Every King Crimson track has the “instrumental” track, a flex of Robert Fripp’s auterial power, conveying the band’s use of dynamics and evident jazz influences. Larks’ uses the “The Talking Drum” as a carefully calibrated transition to create tension. The track begins with the distorted cries of horns and slowly builds into the frenetic percussion rhythm created by a talking drum, a double-sided West African drum that is said to sound like a person speaking – the track ramps up into a breakbeat race, flying over Jamie Cross’ wailing violin and the moaning of distorted electric guitar into an abrupt ending of literal screaming strings . . .
. . . with no gap to take a breath, we slam into the album closer and bookend to its first part, “Larks Tongues in Aspic, Pt. 2.” Really, the only way to define this track is epic. Fripp’s guitar sound has a radiant energy, the drums provide frenetic texture, and the violin screeches over the entirety, oscillating between the impending siren of an ambulance, and a Greek chorus imploring the band members to not play so immaculately, lest they be cursed with the Sisyphean task of making material as good. And is it not immaculate? A handful of the defining moments of progressive music come from this track alone, including a completely diabolical guitar riff that bisects the song into two wholes, progressive metal followed by complete insanity. If Part 1 was the album’s thesis statement – “We’re King Crimson and we’re going to make some really weird music” – Part 2 is the grandiose conclusion, drawing together every significant element from the rest of the project into a complete statement. It is a perfect album closer – the catharsis of six tracks of discipline uncuffed and bounding into a chaotic coda.
There are so many other worthy albums and distinct eras to discuss in King Crimson’s lineup – the dark masterpiece Red, the New Age-inspired, Talking Heads-adjacent Discipline, or the postmodernist capstone to their career The Power to Believe, stuck somewhere between meaningful critique of society and unashamed thrash metal. I haven’t even mentioned 1971’s Islands, my personal favorite album from Crimson, a cosmic jazz masterpiece weaving ethereal soundscapes and hard-hitting instrumentation into a conceptual tale reminiscent of Homer’s Odyssey. Even still, Larks’ Tongues in Aspic is the album that best embodies the caustic examination and destruction of popular rock music that is central to this band, and also something new on top of the remains of pop-rock – the virtuoistic creation of some really, really weird music.
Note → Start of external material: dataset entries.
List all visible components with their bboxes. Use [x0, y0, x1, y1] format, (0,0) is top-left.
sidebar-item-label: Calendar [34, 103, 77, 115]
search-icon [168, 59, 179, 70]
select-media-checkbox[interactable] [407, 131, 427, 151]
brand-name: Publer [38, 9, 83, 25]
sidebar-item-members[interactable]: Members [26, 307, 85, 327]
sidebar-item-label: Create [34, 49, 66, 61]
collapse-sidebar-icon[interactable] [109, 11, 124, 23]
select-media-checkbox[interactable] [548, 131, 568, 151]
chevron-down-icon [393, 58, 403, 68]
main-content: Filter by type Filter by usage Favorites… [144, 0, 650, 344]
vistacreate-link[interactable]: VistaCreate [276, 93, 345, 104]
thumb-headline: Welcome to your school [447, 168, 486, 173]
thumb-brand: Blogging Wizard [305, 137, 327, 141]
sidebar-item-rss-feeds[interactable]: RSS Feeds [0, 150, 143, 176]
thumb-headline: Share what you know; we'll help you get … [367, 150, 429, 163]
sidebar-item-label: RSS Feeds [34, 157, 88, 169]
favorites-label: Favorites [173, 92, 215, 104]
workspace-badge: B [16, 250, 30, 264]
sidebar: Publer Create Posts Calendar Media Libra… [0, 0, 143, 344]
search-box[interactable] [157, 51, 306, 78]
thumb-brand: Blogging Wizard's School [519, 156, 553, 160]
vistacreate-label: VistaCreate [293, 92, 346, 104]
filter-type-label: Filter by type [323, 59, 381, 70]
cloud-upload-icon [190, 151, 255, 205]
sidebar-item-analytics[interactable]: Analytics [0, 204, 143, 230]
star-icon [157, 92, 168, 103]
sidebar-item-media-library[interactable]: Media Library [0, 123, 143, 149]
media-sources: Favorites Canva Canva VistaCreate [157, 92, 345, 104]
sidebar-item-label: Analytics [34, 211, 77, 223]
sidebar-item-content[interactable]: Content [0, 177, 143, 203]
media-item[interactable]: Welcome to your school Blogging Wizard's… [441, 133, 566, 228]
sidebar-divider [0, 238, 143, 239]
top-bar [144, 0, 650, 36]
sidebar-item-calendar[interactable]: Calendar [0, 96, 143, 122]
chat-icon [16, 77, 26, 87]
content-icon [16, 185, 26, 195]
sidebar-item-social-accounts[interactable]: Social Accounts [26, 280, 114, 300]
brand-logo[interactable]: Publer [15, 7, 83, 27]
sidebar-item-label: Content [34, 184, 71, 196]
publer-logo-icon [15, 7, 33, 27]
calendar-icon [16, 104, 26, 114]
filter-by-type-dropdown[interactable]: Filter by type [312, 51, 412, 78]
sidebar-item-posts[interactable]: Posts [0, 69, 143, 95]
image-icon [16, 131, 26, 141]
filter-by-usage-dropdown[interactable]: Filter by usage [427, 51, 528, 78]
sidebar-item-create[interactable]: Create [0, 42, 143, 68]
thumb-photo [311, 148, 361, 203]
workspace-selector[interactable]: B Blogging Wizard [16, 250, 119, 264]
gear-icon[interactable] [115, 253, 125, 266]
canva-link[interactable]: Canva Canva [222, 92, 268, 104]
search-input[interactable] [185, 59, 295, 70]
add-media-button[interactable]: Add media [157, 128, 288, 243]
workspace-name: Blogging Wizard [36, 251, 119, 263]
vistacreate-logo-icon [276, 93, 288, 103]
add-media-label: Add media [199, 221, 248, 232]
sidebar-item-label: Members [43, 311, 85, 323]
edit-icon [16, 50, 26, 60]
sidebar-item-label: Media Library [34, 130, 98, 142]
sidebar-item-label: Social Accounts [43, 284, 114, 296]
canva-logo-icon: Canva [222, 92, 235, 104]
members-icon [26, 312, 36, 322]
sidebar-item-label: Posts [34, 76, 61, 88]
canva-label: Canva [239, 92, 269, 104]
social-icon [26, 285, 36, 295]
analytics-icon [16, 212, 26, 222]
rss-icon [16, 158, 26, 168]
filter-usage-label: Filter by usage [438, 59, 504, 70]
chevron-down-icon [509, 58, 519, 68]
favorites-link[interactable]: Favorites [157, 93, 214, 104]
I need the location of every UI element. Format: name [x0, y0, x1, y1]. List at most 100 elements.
Felt portrait of King Crimson by Wasawasawa
Bonus listening/viewing:
There seem to be few video documents of King Crimson from their classic 60’s and 70’s lineups, but one exception are two tracks from Larks’ Tongue recorded for German TV at the Beat Club in Bremen on October 17th, 1972. These recordings are really special because the Crimson experience is really visual, especially in this lineup with Jamie Muir’s wild (and mesmerizing) percussion antics. Two videos exist: and appropriately intense “Larks’ Tongue in Aspic, Part 1” and a really beautiful “Exiles.”
Yes, that’s my LP copy of Larks’ Tounge In Aspic!